Originally Posted by unbelragazzo
HF, I may be misreading you, but the idea here is different than the one you propose. It's not that the mapping from wavelengths to names of colors is arbitrary - this much is entirely clear. It's not that my reality is totally different from your reality. We all agree what is "blue". We agree that the sky and the sea and blue M&Ms are roughly the same color, just like roses and blood and the ties that Manton hates are all the same color. There's nothing necessarily "sociological" about this. It's a question of perception technology that we can identify the wavelength of light.
But my interior mental image may represent light at these wavelengths with a different representation than yours
. It would seem very difficult to ever actually have any definitive proof of this being the case or not.
My post directly addresses that precise idea. That's why we have developed a consensus model of reality whereby we can all agree what blue is, regardless of what we actually perceive as blue. That's the only reason my reality is not totally different to your reality. In theory/isolation, it really IS (pace Gattopardo above, and indeed, Wittgenstein ). In practice/culture, we agree on a model that maps our perceptions to equivalent phenomena. We wouldn't even agree on what blue is without that shared concept (?delusion). It's not a new idea (it's just a perceptual spin on "what is truth" and idealism generally), though we are increasingly able to practically identify mechanisms and illustrations for our individual perceptual differences.

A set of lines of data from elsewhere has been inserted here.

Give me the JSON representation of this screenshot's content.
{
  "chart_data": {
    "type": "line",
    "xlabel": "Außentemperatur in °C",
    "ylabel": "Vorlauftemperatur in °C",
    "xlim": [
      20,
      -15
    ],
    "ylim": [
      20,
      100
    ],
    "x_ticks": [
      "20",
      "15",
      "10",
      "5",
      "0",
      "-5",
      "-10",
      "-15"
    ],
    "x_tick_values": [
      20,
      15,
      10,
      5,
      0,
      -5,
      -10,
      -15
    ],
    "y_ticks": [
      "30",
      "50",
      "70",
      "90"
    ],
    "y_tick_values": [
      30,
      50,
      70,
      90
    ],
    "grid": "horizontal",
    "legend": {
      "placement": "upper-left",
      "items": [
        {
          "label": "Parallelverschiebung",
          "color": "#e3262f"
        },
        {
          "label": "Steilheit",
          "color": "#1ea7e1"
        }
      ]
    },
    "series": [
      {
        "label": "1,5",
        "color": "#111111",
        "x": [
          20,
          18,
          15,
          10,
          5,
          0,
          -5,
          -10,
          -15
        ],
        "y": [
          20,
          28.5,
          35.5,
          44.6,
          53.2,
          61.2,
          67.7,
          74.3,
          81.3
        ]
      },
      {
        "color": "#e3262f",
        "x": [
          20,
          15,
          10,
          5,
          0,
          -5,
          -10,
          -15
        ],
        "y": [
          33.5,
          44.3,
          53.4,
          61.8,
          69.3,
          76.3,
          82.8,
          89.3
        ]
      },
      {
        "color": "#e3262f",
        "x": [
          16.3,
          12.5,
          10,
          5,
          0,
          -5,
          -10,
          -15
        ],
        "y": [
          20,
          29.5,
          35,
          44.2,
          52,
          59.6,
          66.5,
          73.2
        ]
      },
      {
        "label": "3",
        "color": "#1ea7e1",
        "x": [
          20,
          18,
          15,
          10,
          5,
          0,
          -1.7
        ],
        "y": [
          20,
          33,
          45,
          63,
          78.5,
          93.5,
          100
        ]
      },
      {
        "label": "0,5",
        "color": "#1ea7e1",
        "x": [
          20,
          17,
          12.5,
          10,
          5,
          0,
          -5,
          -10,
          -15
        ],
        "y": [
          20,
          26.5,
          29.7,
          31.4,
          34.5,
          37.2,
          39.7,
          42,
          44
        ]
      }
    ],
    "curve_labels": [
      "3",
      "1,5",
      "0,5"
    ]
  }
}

I blogged about this issue a week or so ago, when asking the question "what does Coke taste of"? We all perceive the taste of Coke differently/individually, but we also all agree to call it Coke. It's another example of this consensual model of reality that isn't just based on our perceptions, but on how we compare our perceptions to others. That lets us "calibrate" our terminology to mean the same thing, regardless of what we actually perceive neurochemically. If you think about it, given genetic variation and synaptic plasticity, it would be staggeringly, staggeringly UNlikely for us all to perceive a given physical phenomenon in the same way. We just agree on how to describe it.
And even then, not always, when the differences become increasingly marginal. For instance, there's a tribe in the (I think) Amazon that literally can see more shades of green than the rest of us. Because of this, combined with their relative isolation to the rest of the world, they can describe more greens than us. They have both a perceptual ability that we lack AND a different nomenclature to accompany that difference. If you took someone from that tribe and raised them in OUR culture, without exposure to their own, the chances are very high that while they'd continue to see all those extra differences if you tested them, in practice they'd only call them by the shades that the rest of us can name, as they'd be embedded in our version of reality.